Nos últimos anos, o mundo começou a observar um aumento na preocupação com práticas anticorrupção, não só a nível nacional, mas também internacional. Os países passaram a criar ou adaptar suas legislações para se adequarem a essa tendência global de combate à corrupção.
Um dos precursores dessas normas foi o Foreign Corrupt Practices Act dos Estados Unidos, que tinha como fim impedir e punir práticas ilegais envolvendo governos e oficiais estrangeiros. Na mesma toada, o Reino Unido criou, em 2010, o Bribery Act, que abrange a punição de atos corruptos e de suborno.
Claro que toda essa movimentação também aconteceu na América Latina, especialmente com os grandes escândalos de corrupção, como foi a Operação Lava Jato e o Panama Papers. No México, em 2016 foi criada a Ley General del Sistema Nacional Anticorrupción e na Argentina, em 2018. No Brasil, a Lei Anticorrupção (Lei Nº 12.846) foi criada em 2013 em decorrência de pressão popular contra a impunidade percebida em alguns casos.
Leia também: Brasil denuncia retrocessos no combate à corrupção na OCDE
Para Isabel Carvalho, managing partner do Hogan Lovells em São Paulo, a lei brasileira é até mais rígida que a lei americana. “Como está na lei americana, você precisa provar a intenção e na lei brasileira, não. Você não precisa provar a intenção das partes de querer corromper ou de querer receber propina. Então, nossa lei é muito boa”, avalia.
De acordo com Isabel Franco, sócia de compliance do Azevedo Sette Advogados, o Brasil foi um dos países que mais combateu a corrupção corporativa nos últimos anos. Mesmo se comparado com países europeus ou latino-americanos, o país esteve muito à frente, justamente por conta da Lava Jato.

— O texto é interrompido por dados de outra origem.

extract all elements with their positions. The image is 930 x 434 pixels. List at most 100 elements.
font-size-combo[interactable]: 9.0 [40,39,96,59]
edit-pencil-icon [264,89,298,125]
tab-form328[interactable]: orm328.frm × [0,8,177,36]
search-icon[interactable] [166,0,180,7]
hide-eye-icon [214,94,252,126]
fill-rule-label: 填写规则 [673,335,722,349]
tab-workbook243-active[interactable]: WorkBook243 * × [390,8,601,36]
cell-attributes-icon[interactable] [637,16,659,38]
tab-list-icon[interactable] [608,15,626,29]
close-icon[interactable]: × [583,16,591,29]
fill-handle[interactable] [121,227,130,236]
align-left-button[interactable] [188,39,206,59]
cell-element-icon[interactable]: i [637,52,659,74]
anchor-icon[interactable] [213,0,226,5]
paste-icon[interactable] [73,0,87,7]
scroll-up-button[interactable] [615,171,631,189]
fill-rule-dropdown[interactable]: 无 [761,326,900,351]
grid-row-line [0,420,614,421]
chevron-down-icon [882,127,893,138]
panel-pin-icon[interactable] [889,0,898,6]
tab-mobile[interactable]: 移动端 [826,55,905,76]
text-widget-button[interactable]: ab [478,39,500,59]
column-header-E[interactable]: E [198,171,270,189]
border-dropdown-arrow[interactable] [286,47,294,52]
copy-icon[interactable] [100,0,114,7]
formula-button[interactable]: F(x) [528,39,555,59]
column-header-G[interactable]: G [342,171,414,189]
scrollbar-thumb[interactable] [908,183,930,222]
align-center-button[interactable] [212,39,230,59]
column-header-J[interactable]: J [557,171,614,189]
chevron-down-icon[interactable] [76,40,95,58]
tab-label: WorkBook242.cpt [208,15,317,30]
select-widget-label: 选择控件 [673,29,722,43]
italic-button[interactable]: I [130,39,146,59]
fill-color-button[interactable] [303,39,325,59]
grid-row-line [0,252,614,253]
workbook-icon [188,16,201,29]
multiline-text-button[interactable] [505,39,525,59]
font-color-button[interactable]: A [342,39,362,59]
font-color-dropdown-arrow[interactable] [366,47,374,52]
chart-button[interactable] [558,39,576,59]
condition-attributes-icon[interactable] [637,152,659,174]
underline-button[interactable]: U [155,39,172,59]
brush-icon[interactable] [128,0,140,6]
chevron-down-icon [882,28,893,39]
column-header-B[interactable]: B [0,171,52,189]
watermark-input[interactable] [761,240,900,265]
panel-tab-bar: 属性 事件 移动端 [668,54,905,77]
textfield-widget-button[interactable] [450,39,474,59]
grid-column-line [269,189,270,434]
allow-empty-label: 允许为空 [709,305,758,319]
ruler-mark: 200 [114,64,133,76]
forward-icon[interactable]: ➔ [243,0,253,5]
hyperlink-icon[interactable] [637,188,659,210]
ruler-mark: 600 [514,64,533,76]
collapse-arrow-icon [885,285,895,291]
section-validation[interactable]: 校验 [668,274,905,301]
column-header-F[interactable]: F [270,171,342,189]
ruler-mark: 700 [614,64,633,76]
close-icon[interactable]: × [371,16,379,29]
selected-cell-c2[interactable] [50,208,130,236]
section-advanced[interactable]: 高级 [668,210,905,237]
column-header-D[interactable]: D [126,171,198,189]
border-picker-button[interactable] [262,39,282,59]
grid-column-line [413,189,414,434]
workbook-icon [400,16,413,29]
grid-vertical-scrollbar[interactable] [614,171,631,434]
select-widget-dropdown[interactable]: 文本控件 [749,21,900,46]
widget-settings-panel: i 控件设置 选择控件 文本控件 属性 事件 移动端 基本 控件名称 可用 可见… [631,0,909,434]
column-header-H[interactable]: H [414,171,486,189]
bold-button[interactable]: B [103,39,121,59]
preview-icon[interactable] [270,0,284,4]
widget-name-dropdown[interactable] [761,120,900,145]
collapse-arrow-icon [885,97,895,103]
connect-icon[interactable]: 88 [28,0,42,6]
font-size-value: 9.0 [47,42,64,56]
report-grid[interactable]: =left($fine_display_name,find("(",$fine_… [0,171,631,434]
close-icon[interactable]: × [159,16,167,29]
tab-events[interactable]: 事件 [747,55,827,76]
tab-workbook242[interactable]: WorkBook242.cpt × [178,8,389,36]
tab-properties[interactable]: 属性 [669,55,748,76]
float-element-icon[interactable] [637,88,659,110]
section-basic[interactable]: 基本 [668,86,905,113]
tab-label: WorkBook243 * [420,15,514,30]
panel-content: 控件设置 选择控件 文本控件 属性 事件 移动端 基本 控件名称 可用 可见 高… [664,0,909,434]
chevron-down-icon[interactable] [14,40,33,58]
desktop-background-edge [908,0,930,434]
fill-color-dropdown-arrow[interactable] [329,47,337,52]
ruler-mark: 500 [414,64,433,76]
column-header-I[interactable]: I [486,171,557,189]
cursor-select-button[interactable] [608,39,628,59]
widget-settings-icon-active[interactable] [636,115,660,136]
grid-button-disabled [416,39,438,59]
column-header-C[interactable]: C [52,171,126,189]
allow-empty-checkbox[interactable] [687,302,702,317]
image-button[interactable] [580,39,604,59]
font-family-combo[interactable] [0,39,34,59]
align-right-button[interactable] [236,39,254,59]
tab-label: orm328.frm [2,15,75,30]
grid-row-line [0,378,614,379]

A advogada ainda afirma que, mesmo com o desmantelamento da Operação Lava Jato, as empresas não estão deixando de lado a preocupação com o compliance. “Elas fizeram investimento, mudaram a cultura, o mindset delas. O mercado não deixa [voltar atrás]. O mercado hoje em dia, se ele for lidar comigo, ele quer saber quem eu sou”, explica.
As mudanças na legislação impactaram positivamente o comportamento das companhias, que passaram a dar mais atenção para a área de compliance e suas práticas anticorrupção. Hoje em dia, quase todas as empresas brasileiras possuem um programa de conformidade.
Esse tipo de iniciativa passou a ser importante também para a realização de acordos de fusões e aquisições (M&A, em inglês). As operações costumam dispor de mecanismos contratuais para lidar com eventuais riscos. Para isso, é essencial que os advogados entendam o funcionamento e todos os procedimentos da empresa com a qual está fazendo o negócio.
Mas essas preocupações são recentes. Segundo Estif Aparicio, sócio do escritório panamenho Arias, Fábrega & Fábrega, “o tema anticorrupção é um dos que há dez anos não necessariamente fazia parte do checklist ou da lista de documentos a serem analisados em uma operação de M&A do ponto de vista da due diligence. Agora é”, diz.
“Isso nunca era falado no passado, antes da Lava Jato. Você tem um programa de compliance? Isso não existia. Como estão seus controles internos? Como estão suas políticas? Quantas pessoas você tem? Você tem um canal de denúncia? O canal de denúncia hoje é importante, seja para corrupção, seja para assédio”, afirma também Isabel Carvalho.
Veja também: Como lidar com as incertezas em um acordo de M&A?
Não só isso, mas há outras questões que vão além das questões anticorrupção e compliance, como as de ESG. Carvalho sugere que o tema da governança deve ser observado com especial atenção. “Se ela for fraca permite corrupção. Se apenas uma pessoa manda, ela faz o que ela quiser. Precisa ter uma governança, precisa ter um grupo que checa o outro, um relatório. Precisa ter um canal de denúncia”, afirma.
As práticas anticorrupção devem existir não só porque existem países que estabelecem padrões para as suas empresas ou por causa das normas no nível internacional e das Nações Unidas. “É importante erradicar estes comportamentos porque eles são realmente um entrave para o crescimento dos países, porque a quantidade de dinheiro que sai, como resultado dessas práticas impróprias, é enorme”, explica Estif Aparicio.
Além disso, a ausência de instrumentos de compliance desestimula, muitas vezes, o fechamento de acordos de M&A, o que também gera grandes impactos para a economia da América Latina.